Leser dürfen nicht vor der Wahrheit geschützt werden. Die Presse darf aber auch nicht dazu beitragen, Menschen ethnisch zu markieren.

Kommentar von Heribert Prantl

Ein Satz von wunderbarer Klarheit, er steht im Grundgesetz: "Eine Zensur findet nicht statt." Kritiker bezweifeln seit einiger Zeit, dass der Satz stimmt. Sie behaupten nicht, dass der Staat es ist, der in die Pressefreiheit eingreift; sie tragen also nicht vor, dass sich staatliche Stellen Texte, Bilder oder Filme vor der Veröffentlichung zur Genehmigung vorlegen lassen. Die Kritiker behaupten: "Eine Selbstzensur des Journalismus findet statt." Bei Straftaten von Ausländern, Flüchtlingen zumal, werde von den Medien bewusst und regelmäßig darauf verzichtet zu sagen, dass es sich um die Straftat eines Ausländers handle; das sei auch ausdrücklich so geregelt.

Es gibt in der Tat die Richtlinie 12.1. des Deutschen Pressekodex, in dem es um die Berichterstattung über Straftaten geht. Dort heißt es, dass die Zugehörigkeit der Verdächtigen oder Täter "zu religiösen, ethnischen oder anderen Minderheiten" nur dann erwähnt werden solle, "wenn für das Verständnis des berichteten Vorgangs ein begründbarer Sachbezug besteht". Ist das ein Maulkorb? Wenn das ein selbstgebastelter Maulkorb wäre, wäre das nicht weniger schlimm als einer, den der Staat verpasst. Es ist aber kein Maulkorb.
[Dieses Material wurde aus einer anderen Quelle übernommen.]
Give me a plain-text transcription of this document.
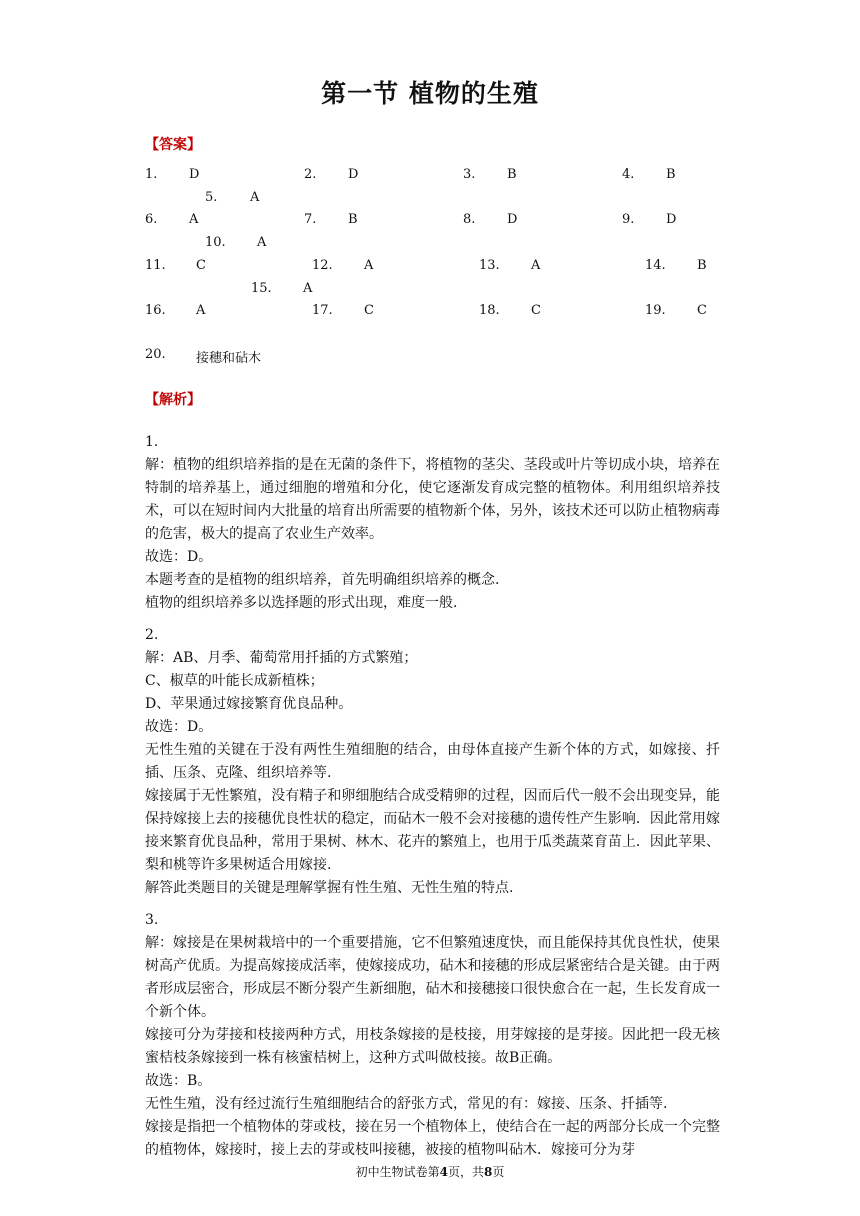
第一节 植物的生殖
【答案】
1. D	2. D	3. B	4. B
5.	A
6. A	7. B	8. D	9. D
10. A
11. C	12. A	13. A	14. B
15. A
16. A	17. C	18. C	19. C
20. 接穗和砧木
【解析】

1.

解：植物的组织培养指的是在无菌的条件下，将植物的茎尖、茎段或叶片等切成小块，培养在特制的培养基上，通过细胞的增殖和分化，使它逐渐发育成完整的植物体。利用组织培养技术，可以在短时间内大批量的培育出所需要的植物新个体，另外，该技术还可以防止植物病毒的危害，极大的提高了农业生产效率。

故选：D。

本题考查的是植物的组织培养，首先明确组织培养的概念.

植物的组织培养多以选择题的形式出现，难度一般.

2.

解：AB、月季、葡萄常用扦插的方式繁殖；

C、椒草的叶能长成新植株；

D、苹果通过嫁接繁育优良品种。

故选：D。

无性生殖的关键在于没有两性生殖细胞的结合，由母体直接产生新个体的方式，如嫁接、扦插、压条、克隆、组织培养等.

嫁接属于无性繁殖，没有精子和卵细胞结合成受精卵的过程，因而后代一般不会出现变异，能保持嫁接上去的接穗优良性状的稳定，而砧木一般不会对接穗的遗传性产生影响．因此常用嫁接来繁育优良品种，常用于果树、林木、花卉的繁殖上，也用于瓜类蔬菜育苗上．因此苹果、梨和桃等许多果树适合用嫁接.

解答此类题目的关键是理解掌握有性生殖、无性生殖的特点.

3.

解：嫁接是在果树栽培中的一个重要措施，它不但繁殖速度快，而且能保持其优良性状，使果树高产优质。为提高嫁接成活率，使嫁接成功，砧木和接穗的形成层紧密结合是关键。由于两者形成层密合，形成层不断分裂产生新细胞，砧木和接穗接口很快愈合在一起，生长发育成一个新个体。

嫁接可分为芽接和枝接两种方式，用枝条嫁接的是枝接，用芽嫁接的是芽接。因此把一段无核蜜桔枝条嫁接到一株有核蜜桔树上，这种方式叫做枝接。故B正确。

故选：B。

无性生殖，没有经过流行生殖细胞结合的舒张方式，常见的有：嫁接、压条、扦插等.

嫁接是指把一个植物体的芽或枝，接在另一个植物体上，使结合在一起的两部分长成一个完整的植物体，嫁接时，接上去的芽或枝叫接穗，被接的植物叫砧木．嫁接可分为芽

初中生物试卷第4页，共8页
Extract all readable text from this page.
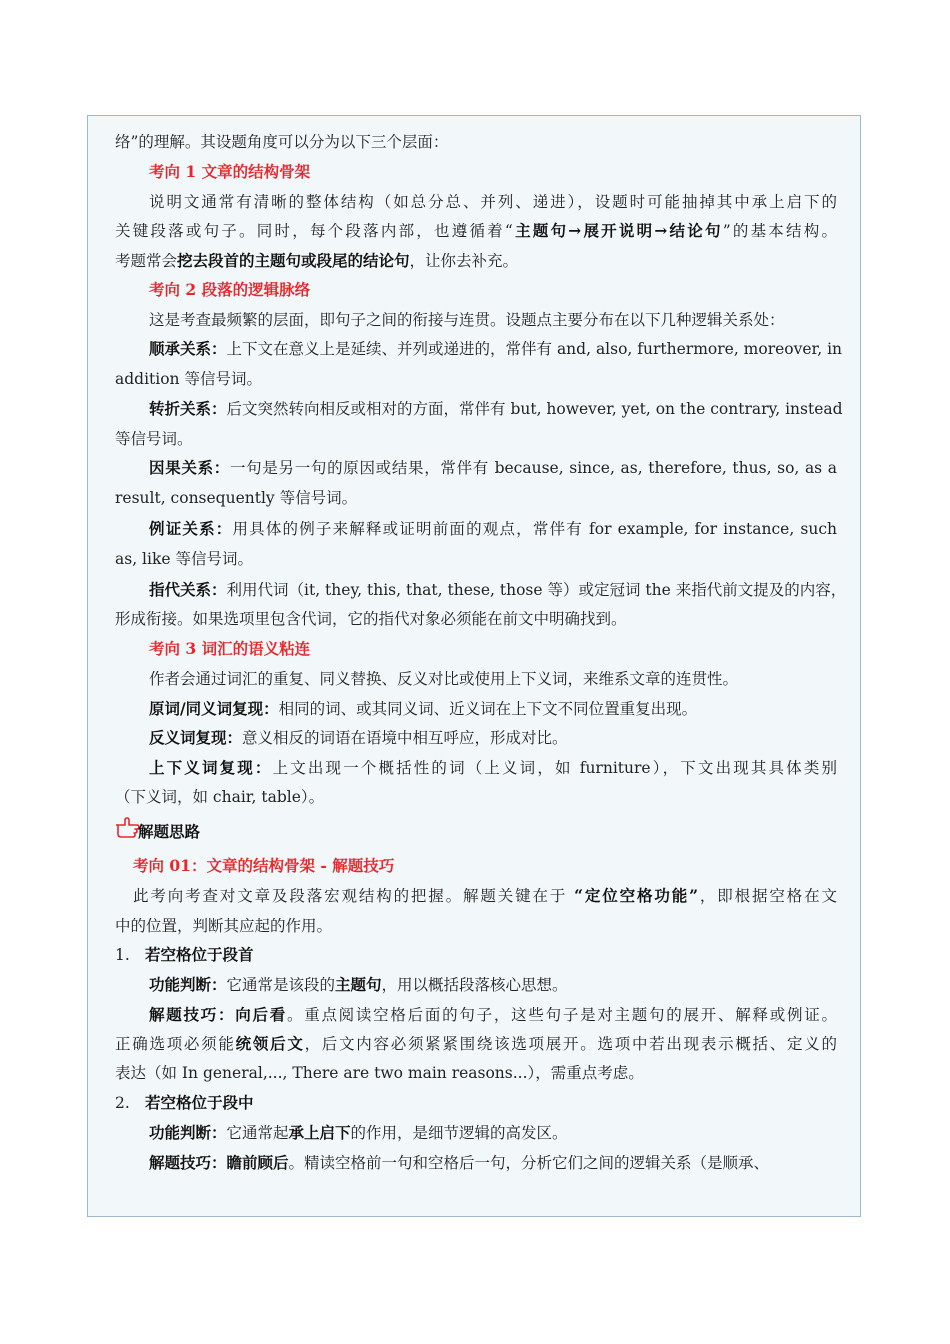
络”的理解。其设题角度可以分为以下三个层面：

考向 1 文章的结构骨架

说明文通常有清晰的整体结构（如总分总、并列、递进），设题时可能抽掉其中承上启下的

关键段落或句子。同时，每个段落内部，也遵循着“主题句→展开说明→结论句”的基本结构。

考题常会挖去段首的主题句或段尾的结论句，让你去补充。

考向 2 段落的逻辑脉络

这是考查最频繁的层面，即句子之间的衔接与连贯。设题点主要分布在以下几种逻辑关系处：

顺承关系：上下文在意义上是延续、并列或递进的，常伴有 and, also, furthermore, moreover, in

addition 等信号词。

转折关系：后文突然转向相反或相对的方面，常伴有 but, however, yet, on the contrary, instead

等信号词。

因果关系：一句是另一句的原因或结果，常伴有 because, since, as, therefore, thus, so, as a

result, consequently 等信号词。

例证关系：用具体的例子来解释或证明前面的观点，常伴有 for example, for instance, such

as, like 等信号词。

指代关系：利用代词（it, they, this, that, these, those 等）或定冠词 the 来指代前文提及的内容，

形成衔接。如果选项里包含代词，它的指代对象必须能在前文中明确找到。

考向 3 词汇的语义粘连

作者会通过词汇的重复、同义替换、反义对比或使用上下义词，来维系文章的连贯性。

原词/同义词复现：相同的词、或其同义词、近义词在上下文不同位置重复出现。

反义词复现：意义相反的词语在语境中相互呼应，形成对比。

上下义词复现：上文出现一个概括性的词（上义词，如 furniture），下文出现其具体类别

（下义词，如 chair, table）。

解题思路

考向 01：文章的结构骨架 - 解题技巧

此考向考查对文章及段落宏观结构的把握。解题关键在于 “定位空格功能”，即根据空格在文

中的位置，判断其应起的作用。

1. 若空格位于段首

功能判断：它通常是该段的主题句，用以概括段落核心思想。

解题技巧：向后看。重点阅读空格后面的句子，这些句子是对主题句的展开、解释或例证。

正确选项必须能统领后文，后文内容必须紧紧围绕该选项展开。选项中若出现表示概括、定义的

表达（如 In general,..., There are two main reasons...），需重点考虑。

2. 若空格位于段中

功能判断：它通常起承上启下的作用，是细节逻辑的高发区。

解题技巧：瞻前顾后。精读空格前一句和空格后一句，分析它们之间的逻辑关系（是顺承、
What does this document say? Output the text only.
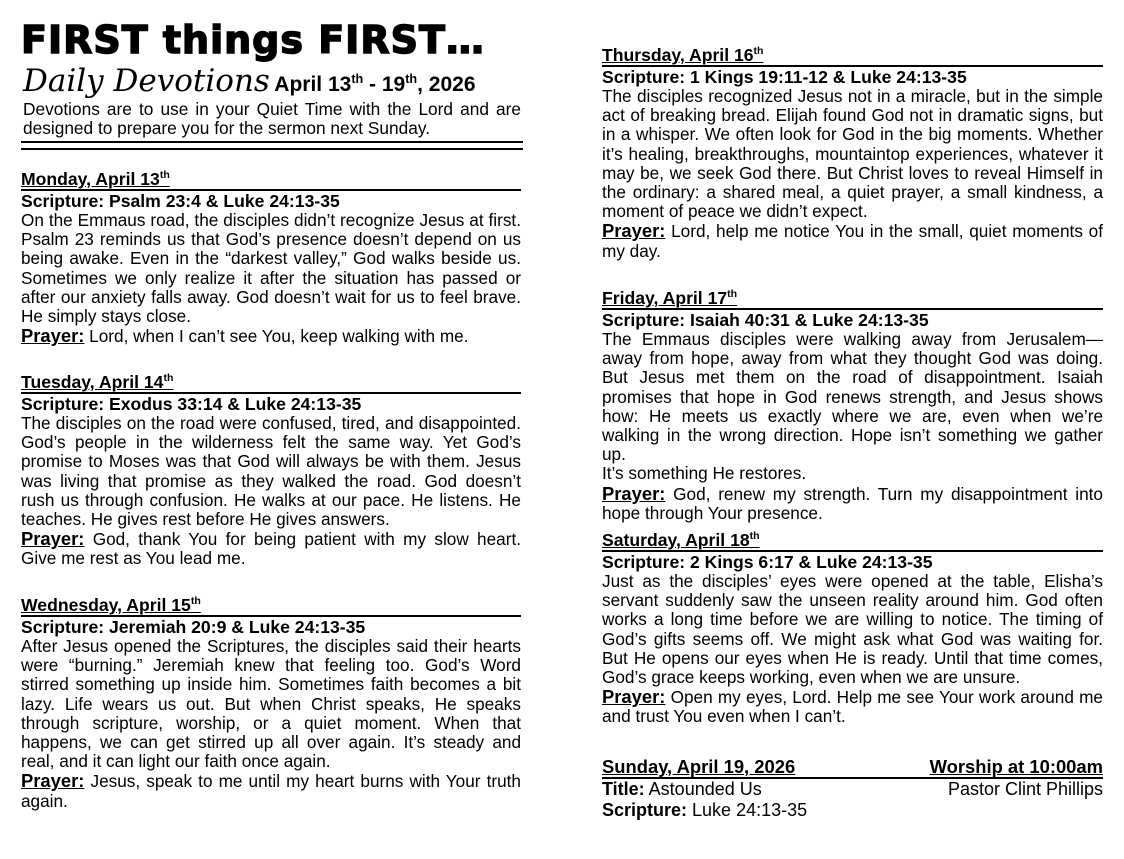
FIRST things FIRST…
Daily Devotions April 13th - 19th, 2026
Devotions are to use in your Quiet Time with the Lord and are designed to prepare you for the sermon next Sunday.
Monday, April 13th
Scripture: Psalm 23:4 & Luke 24:13-35
On the Emmaus road, the disciples didn’t recognize Jesus at first. Psalm 23 reminds us that God’s presence doesn’t depend on us being awake. Even in the “darkest valley,” God walks beside us. Sometimes we only realize it after the situation has passed or after our anxiety falls away. God doesn’t wait for us to feel brave. He simply stays close.
Prayer: Lord, when I can’t see You, keep walking with me.
Tuesday, April 14th
Scripture: Exodus 33:14 & Luke 24:13-35
The disciples on the road were confused, tired, and disappointed. God’s people in the wilderness felt the same way. Yet God’s promise to Moses was that God will always be with them. Jesus was living that promise as they walked the road. God doesn’t rush us through confusion. He walks at our pace. He listens. He teaches. He gives rest before He gives answers.
Prayer: God, thank You for being patient with my slow heart. Give me rest as You lead me.
Wednesday, April 15th
Scripture: Jeremiah 20:9 & Luke 24:13-35
After Jesus opened the Scriptures, the disciples said their hearts were “burning.” Jeremiah knew that feeling too. God’s Word stirred something up inside him. Sometimes faith becomes a bit lazy. Life wears us out. But when Christ speaks, He speaks through scripture, worship, or a quiet moment. When that happens, we can get stirred up all over again. It’s steady and real, and it can light our faith once again.
Prayer: Jesus, speak to me until my heart burns with Your truth again.
Thursday, April 16th
Scripture: 1 Kings 19:11-12 & Luke 24:13-35
The disciples recognized Jesus not in a miracle, but in the simple act of breaking bread. Elijah found God not in dramatic signs, but in a whisper. We often look for God in the big moments. Whether it’s healing, breakthroughs, mountaintop experiences, whatever it may be, we seek God there. But Christ loves to reveal Himself in the ordinary: a shared meal, a quiet prayer, a small kindness, a moment of peace we didn’t expect.
Prayer: Lord, help me notice You in the small, quiet moments of my day.
Friday, April 17th
Scripture: Isaiah 40:31 & Luke 24:13-35
The Emmaus disciples were walking away from Jerusalem—away from hope, away from what they thought God was doing. But Jesus met them on the road of disappointment. Isaiah promises that hope in God renews strength, and Jesus shows how: He meets us exactly where we are, even when we’re walking in the wrong direction. Hope isn’t something we gather up.
It’s something He restores.
Prayer: God, renew my strength. Turn my disappointment into hope through Your presence.
Saturday, April 18th
Scripture: 2 Kings 6:17 & Luke 24:13-35
Just as the disciples’ eyes were opened at the table, Elisha’s servant suddenly saw the unseen reality around him. God often works a long time before we are willing to notice. The timing of God’s gifts seems off. We might ask what God was waiting for. But He opens our eyes when He is ready. Until that time comes, God’s grace keeps working, even when we are unsure.
Prayer: Open my eyes, Lord. Help me see Your work around me and trust You even when I can’t.
Sunday, April 19, 2026	Worship at 10:00am
Title: Astounded Us	Pastor Clint Phillips
Scripture: Luke 24:13-35
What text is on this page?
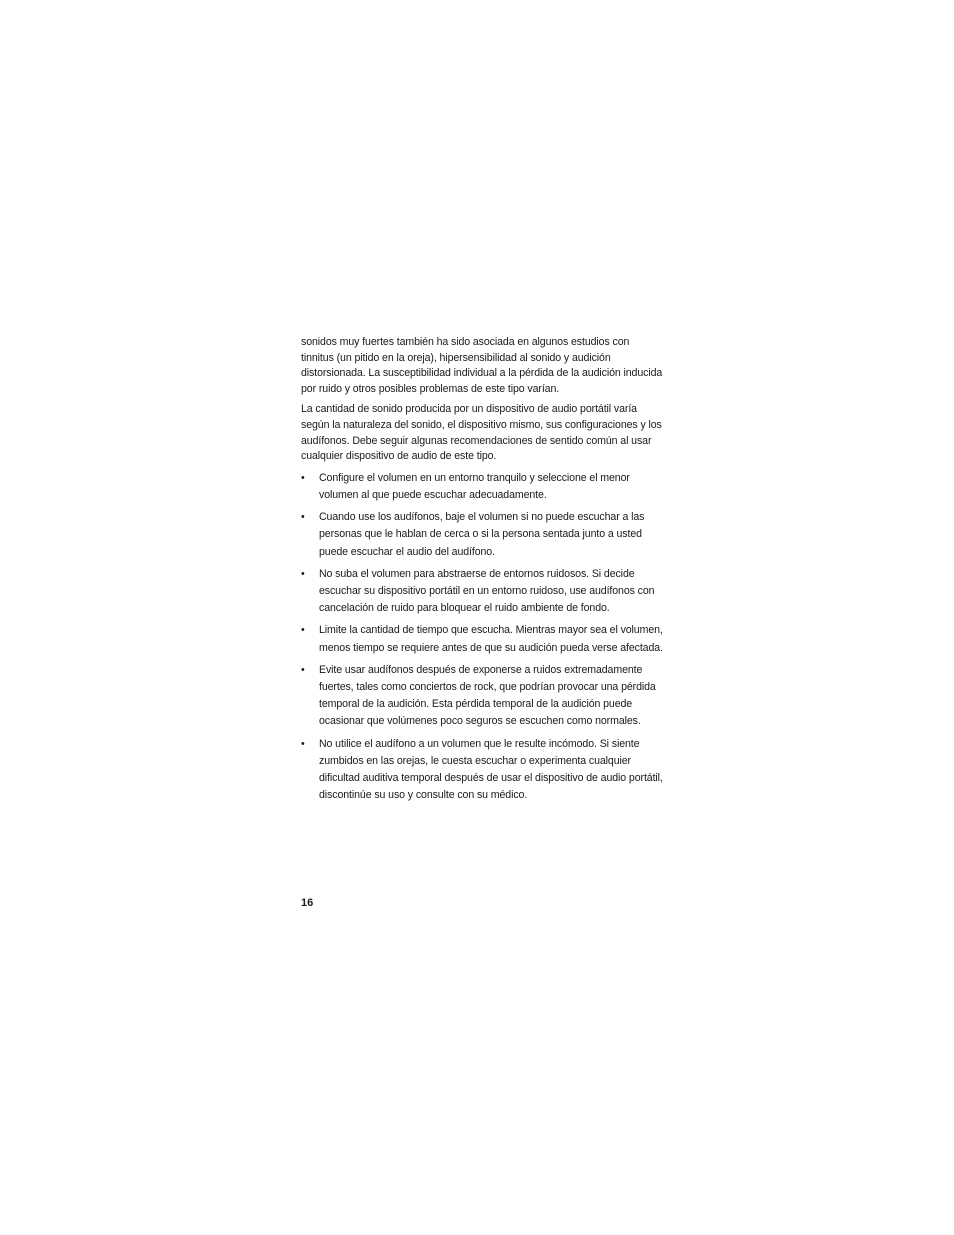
sonidos muy fuertes también ha sido asociada en algunos estudios con tinnitus (un pitido en la oreja), hipersensibilidad al sonido y audición distorsionada. La susceptibilidad individual a la pérdida de la audición inducida por ruido y otros posibles problemas de este tipo varían.

La cantidad de sonido producida por un dispositivo de audio portátil varía según la naturaleza del sonido, el dispositivo mismo, sus configuraciones y los audífonos. Debe seguir algunas recomendaciones de sentido común al usar cualquier dispositivo de audio de este tipo.

•	Configure el volumen en un entorno tranquilo y seleccione el menor volumen al que puede escuchar adecuadamente.
•	Cuando use los audífonos, baje el volumen si no puede escuchar a las personas que le hablan de cerca o si la persona sentada junto a usted puede escuchar el audio del audífono.
•	No suba el volumen para abstraerse de entornos ruidosos. Si decide escuchar su dispositivo portátil en un entorno ruidoso, use audífonos con cancelación de ruido para bloquear el ruido ambiente de fondo.
•	Limite la cantidad de tiempo que escucha. Mientras mayor sea el volumen, menos tiempo se requiere antes de que su audición pueda verse afectada.
•	Evite usar audífonos después de exponerse a ruidos extremadamente fuertes, tales como conciertos de rock, que podrían provocar una pérdida temporal de la audición. Esta pérdida temporal de la audición puede ocasionar que volúmenes poco seguros se escuchen como normales.
•	No utilice el audífono a un volumen que le resulte incómodo. Si siente zumbidos en las orejas, le cuesta escuchar o experimenta cualquier dificultad auditiva temporal después de usar el dispositivo de audio portátil, discontinúe su uso y consulte con su médico.
16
Es ist die Aufforderung zu prüfen, ob die Mitteilung wichtig ist, dass ein Verdächtiger ein Muslim, Zeuge Jehovas oder christlicher Syrer ist; ob es von Relevanz ist, dass er marokkanischer Herkunft ist oder sonstwie Migrationshintergrund hat. Solche Information kann wichtig sein, aber auch irrelevant. Im Fall Köln war sie relevant, weil Sexualstraftaten dieser Massierung die Öffentlichkeit zu Recht ungeheuer erregen. Bei Abwägungen - relevant oder nicht? - wurden und werden Fehler gemacht; besser als Schematismus ist Abwägung allemal.

Es gibt keinen Tätertypus, der per se verdächtig ist

Eines ist wichtig, auch für die Glaubwürdigkeit der Medien: Der Leser darf nicht vor der Wahrheit geschützt werden. Aber es ist eben nicht die Wahrheit, dass sich jedwede Straftaten vor allem aus der Herkunft des Täters erklären. Es ist auch nicht die Wahrheit, dass es einen Tätertypus gibt, der per se verdächtig ist. Wer solchen Vermutungen Vorschub leistet, der ist Rassist. Die Pressefreiheit ist nicht dafür da, Rassismus zu befördern. Es wäre fatal, wenn eine lässig-sorglose Veröffentlichungspraxis dazu beitrüge, Menschen ethnisch zu markieren, wenn auf diese Weise ein Generalverdacht gegen Minderheiten geschürt und verstärkt würde.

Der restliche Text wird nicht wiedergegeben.